U.S. Health Spending at Historically Low Rate of Growth

Healthcare spending in the United States grew 4% in 2009, to $2.5 trillion, or $8,086 per person—the slowest rate of growth in the 50-year history of the National Health Expenditure Accounts (NHEA), due in great part to the economic recession. Findings were released today in report prepared annually by the Centers for Medicare & Medicaid Services (CMS) Office of the Actuary that summarizes recent trends in health spending.

The NHEA represent the official estimates of total healthcare spending in the United States and measure annual health spending by the types of goods and services delivered (hospital care, physician services, retail prescription drugs, etc.), by the programs and payers that pay for that care (private health insurance, Medicare, Medicaid, etc.), and by the sponsors who are ultimately responsible for financing that care (private businesses, households, and governments).

The 4% growth in 2009 was down from 4.7% in 2008, the second slowest rate of growth in the history of the NHEA, as the recession led to slower growth in private health insurance expenditures and out-of-pocket spending by consumers, and to a reduction in capital investments. Despite the slowdown, healthcare spending growth continued to outpace overall economic growth, which declined 1.7% in 2009 as measured by nominal Gross Domestic Product (GDP).
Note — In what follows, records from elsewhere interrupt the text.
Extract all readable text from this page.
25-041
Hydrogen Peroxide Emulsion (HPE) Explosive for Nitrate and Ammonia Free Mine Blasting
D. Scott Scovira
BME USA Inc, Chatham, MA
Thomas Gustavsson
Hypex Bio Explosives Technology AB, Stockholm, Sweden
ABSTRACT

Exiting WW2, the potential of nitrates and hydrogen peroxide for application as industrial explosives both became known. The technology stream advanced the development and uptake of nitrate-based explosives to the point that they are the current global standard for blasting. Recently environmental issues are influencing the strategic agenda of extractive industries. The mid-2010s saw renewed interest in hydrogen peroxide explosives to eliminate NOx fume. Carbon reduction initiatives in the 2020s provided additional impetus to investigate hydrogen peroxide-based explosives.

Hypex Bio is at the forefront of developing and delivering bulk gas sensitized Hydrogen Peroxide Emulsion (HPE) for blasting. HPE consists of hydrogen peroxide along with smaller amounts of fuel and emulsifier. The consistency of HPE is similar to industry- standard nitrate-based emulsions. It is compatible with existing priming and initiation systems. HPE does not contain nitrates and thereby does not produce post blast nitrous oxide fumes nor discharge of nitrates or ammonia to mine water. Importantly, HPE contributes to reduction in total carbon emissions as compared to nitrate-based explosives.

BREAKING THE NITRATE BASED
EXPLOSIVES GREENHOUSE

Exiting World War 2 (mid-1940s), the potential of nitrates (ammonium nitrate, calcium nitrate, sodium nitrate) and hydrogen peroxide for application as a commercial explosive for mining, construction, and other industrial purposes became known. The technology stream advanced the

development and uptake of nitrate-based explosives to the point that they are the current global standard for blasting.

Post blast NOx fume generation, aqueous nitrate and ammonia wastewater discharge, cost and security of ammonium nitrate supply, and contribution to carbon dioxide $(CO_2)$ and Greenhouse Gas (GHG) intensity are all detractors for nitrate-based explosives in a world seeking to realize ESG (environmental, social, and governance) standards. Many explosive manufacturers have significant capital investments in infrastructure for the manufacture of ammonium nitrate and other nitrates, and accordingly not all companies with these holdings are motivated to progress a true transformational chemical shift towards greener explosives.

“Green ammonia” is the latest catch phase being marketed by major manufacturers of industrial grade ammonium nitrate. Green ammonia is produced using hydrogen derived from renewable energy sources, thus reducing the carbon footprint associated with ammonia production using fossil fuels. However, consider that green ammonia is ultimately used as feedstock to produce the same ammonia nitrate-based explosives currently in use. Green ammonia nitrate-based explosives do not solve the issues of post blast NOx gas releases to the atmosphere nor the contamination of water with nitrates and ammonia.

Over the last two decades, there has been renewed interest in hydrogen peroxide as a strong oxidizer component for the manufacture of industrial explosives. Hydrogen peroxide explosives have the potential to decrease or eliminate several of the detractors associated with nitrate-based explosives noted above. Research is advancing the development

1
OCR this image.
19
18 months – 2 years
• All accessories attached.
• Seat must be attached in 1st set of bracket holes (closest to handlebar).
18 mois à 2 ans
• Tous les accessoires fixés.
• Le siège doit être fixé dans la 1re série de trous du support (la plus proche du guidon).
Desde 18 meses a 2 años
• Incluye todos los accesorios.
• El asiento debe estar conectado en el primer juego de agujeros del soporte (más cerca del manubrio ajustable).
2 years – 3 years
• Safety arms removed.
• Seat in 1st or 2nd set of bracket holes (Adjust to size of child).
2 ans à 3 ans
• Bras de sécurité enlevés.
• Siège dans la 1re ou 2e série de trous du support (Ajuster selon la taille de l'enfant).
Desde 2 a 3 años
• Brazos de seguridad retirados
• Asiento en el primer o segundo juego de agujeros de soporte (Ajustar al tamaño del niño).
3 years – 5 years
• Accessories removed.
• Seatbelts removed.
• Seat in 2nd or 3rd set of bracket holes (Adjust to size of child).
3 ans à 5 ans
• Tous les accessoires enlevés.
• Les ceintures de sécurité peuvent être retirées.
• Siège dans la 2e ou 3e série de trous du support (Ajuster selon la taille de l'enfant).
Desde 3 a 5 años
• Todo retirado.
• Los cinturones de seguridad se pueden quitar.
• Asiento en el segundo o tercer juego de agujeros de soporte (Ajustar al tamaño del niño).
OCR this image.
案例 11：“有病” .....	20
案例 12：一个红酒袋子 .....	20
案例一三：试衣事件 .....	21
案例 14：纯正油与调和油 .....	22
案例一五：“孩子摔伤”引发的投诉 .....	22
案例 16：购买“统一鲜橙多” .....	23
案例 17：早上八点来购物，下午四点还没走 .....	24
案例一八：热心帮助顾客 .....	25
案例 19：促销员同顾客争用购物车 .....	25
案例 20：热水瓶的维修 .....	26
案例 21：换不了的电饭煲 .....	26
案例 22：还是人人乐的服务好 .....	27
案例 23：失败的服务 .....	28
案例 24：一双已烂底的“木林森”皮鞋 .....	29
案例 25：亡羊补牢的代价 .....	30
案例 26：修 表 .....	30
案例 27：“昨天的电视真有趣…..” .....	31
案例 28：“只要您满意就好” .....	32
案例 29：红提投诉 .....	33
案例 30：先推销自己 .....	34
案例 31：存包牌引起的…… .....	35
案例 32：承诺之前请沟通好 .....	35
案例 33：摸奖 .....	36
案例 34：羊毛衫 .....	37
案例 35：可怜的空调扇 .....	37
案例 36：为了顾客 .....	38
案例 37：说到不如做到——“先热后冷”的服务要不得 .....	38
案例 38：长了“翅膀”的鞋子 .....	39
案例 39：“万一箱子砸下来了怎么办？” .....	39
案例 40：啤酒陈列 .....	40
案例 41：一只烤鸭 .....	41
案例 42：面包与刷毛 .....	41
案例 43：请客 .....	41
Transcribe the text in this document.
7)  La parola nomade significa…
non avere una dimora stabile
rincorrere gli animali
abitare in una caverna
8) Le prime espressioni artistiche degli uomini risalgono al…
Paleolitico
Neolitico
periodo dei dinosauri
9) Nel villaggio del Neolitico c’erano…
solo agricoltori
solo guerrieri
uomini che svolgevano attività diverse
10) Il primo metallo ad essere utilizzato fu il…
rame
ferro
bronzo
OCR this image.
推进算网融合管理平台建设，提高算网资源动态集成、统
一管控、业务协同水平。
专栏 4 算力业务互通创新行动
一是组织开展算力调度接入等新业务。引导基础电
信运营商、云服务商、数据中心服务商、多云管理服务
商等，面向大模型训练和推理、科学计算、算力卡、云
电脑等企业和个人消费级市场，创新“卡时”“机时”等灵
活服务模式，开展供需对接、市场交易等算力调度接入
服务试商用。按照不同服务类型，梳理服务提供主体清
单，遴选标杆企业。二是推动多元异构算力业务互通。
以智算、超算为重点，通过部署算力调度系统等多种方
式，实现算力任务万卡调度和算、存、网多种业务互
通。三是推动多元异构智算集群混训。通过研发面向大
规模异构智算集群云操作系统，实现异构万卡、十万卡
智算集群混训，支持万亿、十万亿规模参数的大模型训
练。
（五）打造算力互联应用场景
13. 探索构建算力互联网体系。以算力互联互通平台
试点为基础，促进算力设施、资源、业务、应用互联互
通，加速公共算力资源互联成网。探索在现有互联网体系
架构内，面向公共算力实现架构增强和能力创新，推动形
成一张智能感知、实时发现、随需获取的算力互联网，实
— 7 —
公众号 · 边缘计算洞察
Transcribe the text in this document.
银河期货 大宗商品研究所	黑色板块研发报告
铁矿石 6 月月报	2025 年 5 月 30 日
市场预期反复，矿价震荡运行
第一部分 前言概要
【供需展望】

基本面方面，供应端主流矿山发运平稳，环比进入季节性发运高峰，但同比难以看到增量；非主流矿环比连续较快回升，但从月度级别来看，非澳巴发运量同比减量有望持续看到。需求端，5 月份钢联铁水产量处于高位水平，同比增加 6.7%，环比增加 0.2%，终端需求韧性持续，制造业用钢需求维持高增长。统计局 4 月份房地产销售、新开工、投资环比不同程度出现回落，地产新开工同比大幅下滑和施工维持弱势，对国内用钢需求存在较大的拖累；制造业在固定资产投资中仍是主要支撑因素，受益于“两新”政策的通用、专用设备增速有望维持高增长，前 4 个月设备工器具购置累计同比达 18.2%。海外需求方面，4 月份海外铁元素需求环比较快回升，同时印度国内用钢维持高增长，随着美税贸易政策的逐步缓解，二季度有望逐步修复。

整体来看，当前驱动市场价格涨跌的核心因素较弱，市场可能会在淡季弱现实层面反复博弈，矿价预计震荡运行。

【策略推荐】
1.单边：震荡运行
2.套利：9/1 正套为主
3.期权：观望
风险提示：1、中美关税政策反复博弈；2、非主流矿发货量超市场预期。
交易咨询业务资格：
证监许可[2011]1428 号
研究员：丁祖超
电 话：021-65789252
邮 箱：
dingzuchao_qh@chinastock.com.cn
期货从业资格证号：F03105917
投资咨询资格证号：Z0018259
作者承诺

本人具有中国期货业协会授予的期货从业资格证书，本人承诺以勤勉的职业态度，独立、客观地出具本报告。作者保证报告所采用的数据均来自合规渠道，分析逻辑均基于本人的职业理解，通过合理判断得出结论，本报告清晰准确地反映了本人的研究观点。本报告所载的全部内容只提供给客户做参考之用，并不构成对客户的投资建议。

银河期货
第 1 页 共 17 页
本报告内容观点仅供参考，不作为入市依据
However, health spending as a share of the nation’s GDP continued to climb, reaching 17.6% in 2009, up 1.0 percentage point from 2008, the largest one-year increase in the history of the NHEA. In comparison to other recent recessions, the health spending share of GDP increased 0.7 percentage point in 1991 and 2001, and 0.8 percentage point in 1982.

The recession, which began in December 2007 and ended in June 2009, affected health spending as many consumers decreased their use of goods and services partially due to lost employer-based private health insurance coverage and reduced household income. This led to a deceleration in private health insurance spending, which increased only 1.3% in 2009 compared to 3.5% in 2008, that was due primarily to a 3.2% drop in enrollment.

At the same time, as more people became eligible for and enrolled in Medicaid, growth in that program’s spending accelerated to 9% in 2009 following 4.9% growth in 2008. With approximately $34 billion in enhanced federal aid for States (provided by the American Recovery and Reinvestment Act of 2009), federal Medicaid spending increased 22% and its share of total Medicaid spending reached 66% (from a 59% share in 2008). In contrast, State Medicaid spending declined 9.8%—the largest decline in the program’s history.

The economic downturn also affected consumer out-of-pocket spending, which slowed to 0.4% growth in 2009, as spending for dental services; nursing care facilities and continuing care retirement communities; and physician and clinical services declined.

A 2.7% reduction in expenditures for capital investments also contributed to the slowdown in health spending. In 2009, private and state and local government providers decreased their investment in structures and equipment by 4.3% and 1.1%, respectively.

Key statistics on the growth of healthcare spending in the new report include:

· Spending for freestanding nursing care facilities and continuing care retirement communities increased 3.1% in 2009 to $137.0 billion, a deceleration from growth of 5% in 2008.

· Spending for home healthcare services provided by freestanding facilities grew 10% to $68.3 billion following growth of 7.5% in 2008.

· Total healthcare spending by health insurance payers, which includes the Medicare and Medicaid programs, increased 5.1% in 2009, a slight deceleration from 5.3% growth in 2008.

· Out-of-pocket spending grew 0.4% in 2009 compared to 3.1% growth in 2008.